Chi ci garantisce di non modellarci un Dio a nostra immagine e somiglianza invece di modellare noi stessi a immagine di Dio?
La “carne” come criterio di salvezza
L’A.T. da’ un criterio preciso: non farsi immagini né di Dio né dell’uomo, fatto a sua immagine e somiglianza.
Se in molte religioni si cerca una salvezza dalla carne e dai desideri, la Bibbia ci propone una salvezza della carne e dei desideri. Dio ce li ha donati e lui stesso li ha assunti su di sé facendosi uomo.
Caro cardo salutis: essa è la notitia dei.
L’uomo Gesù con la sua storia concreta, ci dona la vera conoscenza di Dio e ci salva. Ogni nostra idea su Dio e su Cristo deve misurarsi su questa carne.
Parlando di “carne” si intende la condizione di debolezza, fragilità, esposizione al male, che il Signore stesso ha condiviso con noi. Per questo Paolo scopre la croce come la grande rivelazione di Dio: Io ritenni di non saper altro in mezzo a voi se non Gesù Cristo, e questi crocifisso (1Cor 2,2). Solamente lì si può conoscere Dio nel Figlio.
I demoni lo proclamavano anche prima Figlio di Dio ma solo per ingannare gli uomini!
Davanti alla croce si frantuma ogni idolo.

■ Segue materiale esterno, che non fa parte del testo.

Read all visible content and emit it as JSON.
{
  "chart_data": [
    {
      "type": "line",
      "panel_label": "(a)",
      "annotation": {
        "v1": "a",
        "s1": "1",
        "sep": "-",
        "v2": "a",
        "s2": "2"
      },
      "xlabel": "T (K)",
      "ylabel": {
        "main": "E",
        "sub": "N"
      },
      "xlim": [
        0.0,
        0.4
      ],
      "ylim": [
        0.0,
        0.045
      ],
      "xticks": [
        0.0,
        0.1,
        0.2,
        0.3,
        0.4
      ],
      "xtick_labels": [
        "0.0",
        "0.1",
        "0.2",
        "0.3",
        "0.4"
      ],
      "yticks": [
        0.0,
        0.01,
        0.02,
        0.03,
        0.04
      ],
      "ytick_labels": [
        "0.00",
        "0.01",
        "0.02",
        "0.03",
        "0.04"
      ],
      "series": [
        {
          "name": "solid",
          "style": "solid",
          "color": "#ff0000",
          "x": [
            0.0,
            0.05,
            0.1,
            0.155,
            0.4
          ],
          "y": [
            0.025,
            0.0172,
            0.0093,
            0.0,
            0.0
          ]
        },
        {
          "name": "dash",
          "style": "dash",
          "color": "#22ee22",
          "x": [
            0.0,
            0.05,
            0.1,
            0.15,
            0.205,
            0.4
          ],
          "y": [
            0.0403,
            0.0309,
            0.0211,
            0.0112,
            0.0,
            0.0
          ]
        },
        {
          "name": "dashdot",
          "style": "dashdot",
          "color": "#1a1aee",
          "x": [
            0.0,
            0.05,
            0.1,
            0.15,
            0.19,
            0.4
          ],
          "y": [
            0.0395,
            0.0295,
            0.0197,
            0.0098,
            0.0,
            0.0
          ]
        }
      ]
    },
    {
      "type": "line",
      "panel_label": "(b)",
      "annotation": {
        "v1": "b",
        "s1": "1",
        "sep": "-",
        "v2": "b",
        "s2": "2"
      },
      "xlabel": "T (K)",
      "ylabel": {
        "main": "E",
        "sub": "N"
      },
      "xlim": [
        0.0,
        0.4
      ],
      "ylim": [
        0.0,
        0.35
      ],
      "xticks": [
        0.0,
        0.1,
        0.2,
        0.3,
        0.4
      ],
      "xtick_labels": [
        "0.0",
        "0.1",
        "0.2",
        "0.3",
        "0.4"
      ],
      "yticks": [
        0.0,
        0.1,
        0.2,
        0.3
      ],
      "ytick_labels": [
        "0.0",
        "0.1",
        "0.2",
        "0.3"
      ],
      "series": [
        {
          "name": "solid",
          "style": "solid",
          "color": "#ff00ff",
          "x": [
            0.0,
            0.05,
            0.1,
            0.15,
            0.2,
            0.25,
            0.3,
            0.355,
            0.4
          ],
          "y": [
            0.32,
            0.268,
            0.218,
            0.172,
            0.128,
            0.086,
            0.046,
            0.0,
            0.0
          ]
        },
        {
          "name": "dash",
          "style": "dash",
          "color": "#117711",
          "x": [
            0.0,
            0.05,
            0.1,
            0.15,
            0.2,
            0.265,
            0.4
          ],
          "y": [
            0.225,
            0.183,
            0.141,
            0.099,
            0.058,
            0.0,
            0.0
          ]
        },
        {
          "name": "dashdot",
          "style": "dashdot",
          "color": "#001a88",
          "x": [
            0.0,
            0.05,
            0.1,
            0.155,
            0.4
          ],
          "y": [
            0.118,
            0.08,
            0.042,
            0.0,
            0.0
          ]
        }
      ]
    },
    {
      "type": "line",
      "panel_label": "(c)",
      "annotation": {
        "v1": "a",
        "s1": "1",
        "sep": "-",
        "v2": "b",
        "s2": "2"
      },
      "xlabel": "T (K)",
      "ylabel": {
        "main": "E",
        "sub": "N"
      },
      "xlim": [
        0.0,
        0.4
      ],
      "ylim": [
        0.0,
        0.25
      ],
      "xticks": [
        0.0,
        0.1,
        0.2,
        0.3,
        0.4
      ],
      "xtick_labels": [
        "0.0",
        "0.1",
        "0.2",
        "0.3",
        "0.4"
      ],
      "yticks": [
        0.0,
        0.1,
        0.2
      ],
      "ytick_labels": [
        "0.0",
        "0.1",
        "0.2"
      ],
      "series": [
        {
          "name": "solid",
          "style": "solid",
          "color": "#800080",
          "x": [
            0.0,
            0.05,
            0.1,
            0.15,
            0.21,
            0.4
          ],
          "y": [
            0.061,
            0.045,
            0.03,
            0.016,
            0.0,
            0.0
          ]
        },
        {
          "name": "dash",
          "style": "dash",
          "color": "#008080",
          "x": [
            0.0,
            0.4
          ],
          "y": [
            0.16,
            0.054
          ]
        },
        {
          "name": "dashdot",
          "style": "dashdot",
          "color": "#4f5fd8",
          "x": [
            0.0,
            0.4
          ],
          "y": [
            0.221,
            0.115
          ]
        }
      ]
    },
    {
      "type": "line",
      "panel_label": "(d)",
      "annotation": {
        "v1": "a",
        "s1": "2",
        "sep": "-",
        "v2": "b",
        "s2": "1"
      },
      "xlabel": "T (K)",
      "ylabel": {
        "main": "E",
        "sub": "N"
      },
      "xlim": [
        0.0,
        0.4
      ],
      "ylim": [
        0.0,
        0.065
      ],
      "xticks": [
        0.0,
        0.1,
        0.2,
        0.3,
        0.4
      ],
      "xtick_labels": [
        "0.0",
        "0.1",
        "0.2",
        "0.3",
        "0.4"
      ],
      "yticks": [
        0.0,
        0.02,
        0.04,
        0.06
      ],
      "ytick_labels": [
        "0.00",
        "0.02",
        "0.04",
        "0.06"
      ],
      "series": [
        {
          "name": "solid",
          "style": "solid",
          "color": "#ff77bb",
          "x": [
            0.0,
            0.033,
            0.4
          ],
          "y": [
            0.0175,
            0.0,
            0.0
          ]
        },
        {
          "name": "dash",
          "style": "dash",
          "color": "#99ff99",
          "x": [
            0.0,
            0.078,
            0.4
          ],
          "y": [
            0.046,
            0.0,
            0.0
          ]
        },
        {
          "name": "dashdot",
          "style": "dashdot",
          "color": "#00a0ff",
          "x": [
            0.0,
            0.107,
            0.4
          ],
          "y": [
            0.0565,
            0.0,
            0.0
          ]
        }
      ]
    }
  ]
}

I vangeli non furono scritti per provare che il crocifisso è risorto. Al contrario: vogliono proclamare che il risorto è il crocifisso. La croce non fu un incidente di percorso da dimenticare in fretta, perché Dio stesso vi ha posto rimedio con la risurrezione.
La croce è la gloria di Dio, rivelazione assoluta e indubitabile di lui come amore senza limiti. La sua comprensione è stata lenta: un lungo cammino per la comunità.
Se la croce fosse stata solo un episodio brutto e increscioso, allora ogni nostro male sarebbe e resterebbe solo un episodio brutto e increscioso, e non luogo di salvezza. La stessa vita che termina con la morte sarebbe solo un vuoto a perdere.
Il vangelo della croce è essenzialmente anti-idolatrico: smonta e smentisce ogni nostra idea di Dio.